Growing up, the hour-long trip via city bus was never a deterrent for Mills when it came to attending riding lessons. He headed to the barn every day after school and usually finished his homework on the bus ride.
The day after high school graduation, Mills was Arizona bound for what was supposed to be only a summer internship with NRHA Million Dollar Rider Dell Hendricks. That summer of 1997 internship stretched out for five years and essentially launched Mills’ career as a reining horse trainer.
“Easy Otie Whiz (Topsail Whiz x Miss Poco Easy) really improved the trajectory of my career,” Mills said of the late 1999 stallion who stood at Out West Stallion Station. “I made a lot of open level 4 finals on him and also attained my all-time highest score under five judges.”

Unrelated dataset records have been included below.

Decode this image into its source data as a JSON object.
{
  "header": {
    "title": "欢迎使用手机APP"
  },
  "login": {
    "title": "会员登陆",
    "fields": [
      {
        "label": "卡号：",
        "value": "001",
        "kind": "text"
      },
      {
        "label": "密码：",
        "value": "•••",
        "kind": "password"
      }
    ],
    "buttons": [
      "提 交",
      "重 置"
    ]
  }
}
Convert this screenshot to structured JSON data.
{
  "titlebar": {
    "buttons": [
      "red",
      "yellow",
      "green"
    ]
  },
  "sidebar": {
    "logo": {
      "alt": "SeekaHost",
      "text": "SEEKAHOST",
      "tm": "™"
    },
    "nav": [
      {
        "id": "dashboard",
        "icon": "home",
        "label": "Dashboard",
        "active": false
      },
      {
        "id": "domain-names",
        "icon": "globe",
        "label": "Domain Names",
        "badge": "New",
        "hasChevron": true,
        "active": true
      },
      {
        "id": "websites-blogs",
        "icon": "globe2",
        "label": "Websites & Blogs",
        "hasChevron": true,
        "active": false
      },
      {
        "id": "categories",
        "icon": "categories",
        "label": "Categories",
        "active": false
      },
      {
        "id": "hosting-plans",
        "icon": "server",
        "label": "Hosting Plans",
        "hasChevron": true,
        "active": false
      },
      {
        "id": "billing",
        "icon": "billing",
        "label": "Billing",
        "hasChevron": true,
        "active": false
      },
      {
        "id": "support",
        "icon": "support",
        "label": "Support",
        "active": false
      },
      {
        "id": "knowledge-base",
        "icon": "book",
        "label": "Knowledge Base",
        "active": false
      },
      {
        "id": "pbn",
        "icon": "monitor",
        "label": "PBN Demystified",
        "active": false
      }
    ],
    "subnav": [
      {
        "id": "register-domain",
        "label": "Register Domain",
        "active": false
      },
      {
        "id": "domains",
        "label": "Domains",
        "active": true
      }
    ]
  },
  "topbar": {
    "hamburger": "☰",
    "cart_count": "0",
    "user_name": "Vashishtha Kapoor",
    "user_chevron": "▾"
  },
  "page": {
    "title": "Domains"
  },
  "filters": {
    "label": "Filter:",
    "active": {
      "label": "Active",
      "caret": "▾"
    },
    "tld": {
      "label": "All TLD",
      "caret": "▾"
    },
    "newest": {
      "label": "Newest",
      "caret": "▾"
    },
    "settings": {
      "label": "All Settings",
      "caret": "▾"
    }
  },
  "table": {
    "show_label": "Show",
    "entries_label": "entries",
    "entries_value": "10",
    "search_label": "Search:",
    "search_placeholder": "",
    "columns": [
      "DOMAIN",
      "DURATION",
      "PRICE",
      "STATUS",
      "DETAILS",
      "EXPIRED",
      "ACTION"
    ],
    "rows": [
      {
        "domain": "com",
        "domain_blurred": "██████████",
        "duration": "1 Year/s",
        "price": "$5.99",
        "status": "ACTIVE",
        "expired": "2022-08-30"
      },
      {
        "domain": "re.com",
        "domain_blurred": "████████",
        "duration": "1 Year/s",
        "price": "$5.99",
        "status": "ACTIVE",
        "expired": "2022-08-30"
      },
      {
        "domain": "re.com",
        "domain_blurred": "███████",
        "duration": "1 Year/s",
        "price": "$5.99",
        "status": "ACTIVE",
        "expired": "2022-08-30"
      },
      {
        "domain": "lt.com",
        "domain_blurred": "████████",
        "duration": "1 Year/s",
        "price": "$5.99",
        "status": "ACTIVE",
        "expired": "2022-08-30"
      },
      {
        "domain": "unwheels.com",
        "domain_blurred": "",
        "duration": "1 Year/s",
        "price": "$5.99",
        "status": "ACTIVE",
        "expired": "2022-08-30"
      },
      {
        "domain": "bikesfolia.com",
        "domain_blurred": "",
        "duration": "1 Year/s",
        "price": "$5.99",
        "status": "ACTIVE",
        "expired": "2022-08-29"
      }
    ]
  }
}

Together, Mills and Easy helped win a gold medal for Team USA at the 2006 World Equestrian Games (WEG) in Aachen, Germany. Easy is just one of many horses who helped carry Mills to his latest monumental accomplishment.
“I’m going out in the arena as an individual, but this is a team sport,” Mills said. “I can’t stress enough how important the horses, owners, my family, and everyone on my team is to me. My team is really the key to my success.”
Although Mills is savoring reaching a goal he set for himself when he was just 21 years old, his competitive spirit compels him to begin focusing on his next million.
“I always stress the importance of setting goals,” Mills said. “But I also want to enjoy the journey along the way.”